Togo: Le Togo Autrement a toute autre appréciation des évènements

Il est l'un des rares partis politiques de l'opposition à appeler à se rallier à la cause en appelant les Togolais à se joindre à la manifestation du PNP le 13 Avril dernier.

Si comme tout bon parti politique de l'opposition, au lendemain d'une telle répression, le Togo Autrement de Fulbert Sassou Atisso condamne les faits qui se sont produits à Lomé, Kpalimé, et Bafilo, il a toutefois une autre appréciation.

Le parti fait constater, malgré la répression qui s'est abattue sur les manifestants et a occasionné un mort, des dizaines de blessés et des arrestations selon le PNP, qu'il s'agit bien d' "un nouveau départ dans la reconstitution des rapports de force en vue de la victoire prochaine de la démocratie sur la dictature".

"Les marches pacifiques programmées par le Parti National Panafricain (PNP) pour le 13 avril 2019, auxquelles Le Togo Autrement a appelé les populations à participer, ont fait l'objet d'interdictions illégales et d'une répression féroce de la part du régime RPT-UNIR.
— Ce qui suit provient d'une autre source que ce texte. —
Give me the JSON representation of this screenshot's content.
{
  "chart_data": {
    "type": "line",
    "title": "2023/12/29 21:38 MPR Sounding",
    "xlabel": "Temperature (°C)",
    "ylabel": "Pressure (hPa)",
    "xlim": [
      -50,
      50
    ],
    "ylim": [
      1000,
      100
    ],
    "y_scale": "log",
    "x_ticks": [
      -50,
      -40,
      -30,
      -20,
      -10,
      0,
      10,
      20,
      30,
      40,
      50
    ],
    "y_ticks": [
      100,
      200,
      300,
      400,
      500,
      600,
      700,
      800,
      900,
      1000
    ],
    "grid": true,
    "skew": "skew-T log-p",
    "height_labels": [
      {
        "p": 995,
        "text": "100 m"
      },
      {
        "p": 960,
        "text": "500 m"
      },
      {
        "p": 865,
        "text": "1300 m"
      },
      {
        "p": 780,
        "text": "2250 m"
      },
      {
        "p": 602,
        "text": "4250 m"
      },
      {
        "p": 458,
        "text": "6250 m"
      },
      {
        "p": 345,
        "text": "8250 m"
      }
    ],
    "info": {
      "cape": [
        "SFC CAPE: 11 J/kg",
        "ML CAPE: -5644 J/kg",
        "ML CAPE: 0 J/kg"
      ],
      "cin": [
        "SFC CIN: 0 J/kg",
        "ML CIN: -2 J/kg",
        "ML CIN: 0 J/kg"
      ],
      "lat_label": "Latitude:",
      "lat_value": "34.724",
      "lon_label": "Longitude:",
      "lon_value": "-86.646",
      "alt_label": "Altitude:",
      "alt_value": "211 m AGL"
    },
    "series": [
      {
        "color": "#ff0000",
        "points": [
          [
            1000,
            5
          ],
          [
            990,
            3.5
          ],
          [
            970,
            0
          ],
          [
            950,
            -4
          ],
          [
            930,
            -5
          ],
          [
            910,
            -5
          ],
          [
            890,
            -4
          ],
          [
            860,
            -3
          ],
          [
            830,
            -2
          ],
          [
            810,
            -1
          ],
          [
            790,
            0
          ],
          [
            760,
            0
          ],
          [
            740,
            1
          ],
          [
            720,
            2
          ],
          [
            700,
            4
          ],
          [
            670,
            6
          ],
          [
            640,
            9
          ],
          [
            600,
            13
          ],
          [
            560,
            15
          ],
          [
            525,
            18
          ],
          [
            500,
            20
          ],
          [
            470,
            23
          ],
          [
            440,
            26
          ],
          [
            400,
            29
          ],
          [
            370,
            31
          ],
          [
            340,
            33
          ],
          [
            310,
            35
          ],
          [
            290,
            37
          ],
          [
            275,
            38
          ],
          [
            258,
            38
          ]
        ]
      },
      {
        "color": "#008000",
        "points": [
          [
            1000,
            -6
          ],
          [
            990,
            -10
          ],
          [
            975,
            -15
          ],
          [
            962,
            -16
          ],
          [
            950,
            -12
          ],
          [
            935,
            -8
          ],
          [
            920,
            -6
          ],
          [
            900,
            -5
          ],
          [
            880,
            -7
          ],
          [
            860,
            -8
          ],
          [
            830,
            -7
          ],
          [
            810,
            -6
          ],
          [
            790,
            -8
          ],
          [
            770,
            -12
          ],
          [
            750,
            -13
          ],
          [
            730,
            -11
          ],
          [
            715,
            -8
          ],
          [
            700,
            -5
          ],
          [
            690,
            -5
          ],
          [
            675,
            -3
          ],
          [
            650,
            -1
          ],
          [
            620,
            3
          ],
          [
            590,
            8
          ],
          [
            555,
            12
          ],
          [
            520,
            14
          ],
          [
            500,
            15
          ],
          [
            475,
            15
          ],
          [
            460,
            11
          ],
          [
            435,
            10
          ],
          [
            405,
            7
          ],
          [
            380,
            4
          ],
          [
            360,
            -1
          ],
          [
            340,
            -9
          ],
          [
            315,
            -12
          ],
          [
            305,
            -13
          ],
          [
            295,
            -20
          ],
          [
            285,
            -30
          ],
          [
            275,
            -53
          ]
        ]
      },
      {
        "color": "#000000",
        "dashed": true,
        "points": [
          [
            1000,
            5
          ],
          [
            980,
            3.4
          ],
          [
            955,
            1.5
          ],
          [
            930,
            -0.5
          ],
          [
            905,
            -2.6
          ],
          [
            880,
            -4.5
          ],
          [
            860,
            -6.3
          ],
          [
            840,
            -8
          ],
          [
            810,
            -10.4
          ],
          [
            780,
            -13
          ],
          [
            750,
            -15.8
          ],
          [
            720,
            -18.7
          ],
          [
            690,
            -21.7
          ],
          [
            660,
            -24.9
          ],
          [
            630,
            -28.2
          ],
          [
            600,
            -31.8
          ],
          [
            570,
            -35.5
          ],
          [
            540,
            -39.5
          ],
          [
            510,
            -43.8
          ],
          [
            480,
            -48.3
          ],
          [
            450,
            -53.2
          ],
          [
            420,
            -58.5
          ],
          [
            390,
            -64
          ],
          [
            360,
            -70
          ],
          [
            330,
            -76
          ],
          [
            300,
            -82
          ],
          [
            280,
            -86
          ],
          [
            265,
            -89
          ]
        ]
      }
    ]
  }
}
Ces actes de violence, qui violent la loi N°2011-010 du 16 mai 2011 fixant les conditions d'exercice de la liberté de réunion et de manifestations pacifiques publiques", pouvait-on aussi lire dans le Communiqué N° 004/LTA/PN/2019 du parti de M. Atisso.

Il dit "dénoncer l'usage excessif de la force par le gouvernement qui a déployé des escouades de militaires, de gendarmes et de policiers dans les quartiers nord de Lomé pour empêcher tout regroupement.

Tout s'est passé comme si Lomé avait été attaqué par des assaillants. Des villes de l'intérieur, notamment Bafilo où un jeune militant a été frappé jusqu'à ce que mort s'ensuive, Kpalimé et Sokodé ont été le théâtre de scènes de violences inouïes, animées par des hordes de militaires prompts à tout raser sur leur passage".

Le parti condamne le déploiement de militaires sur le terrain des opérations de maintien de l'ordre, alors qu'ils sont formés pour assurer la défense de l'intégrité territoriale du pays.

Il juge aussi que "chaque fois que l'armée est affectée à l'encadrement des manifestations publiques, elle ôte à celles-ci son caractère pacifique.

Il demande au gouvernement d'ouvrir, dans les plus brefs délais, une enquête qui devra préciser les circonstances et les auteurs de la mort du jeune Ziedhine Traoré survenue à Bafilo".

Le Togo Autrement présente ses condoléances aux familles du jeune assassiné à Bafilo, souhaite un prompt rétablissement aux blessés et demande au gouvernement de libérer sans condition tous les militants arrêtés sur les lieux de manifestations.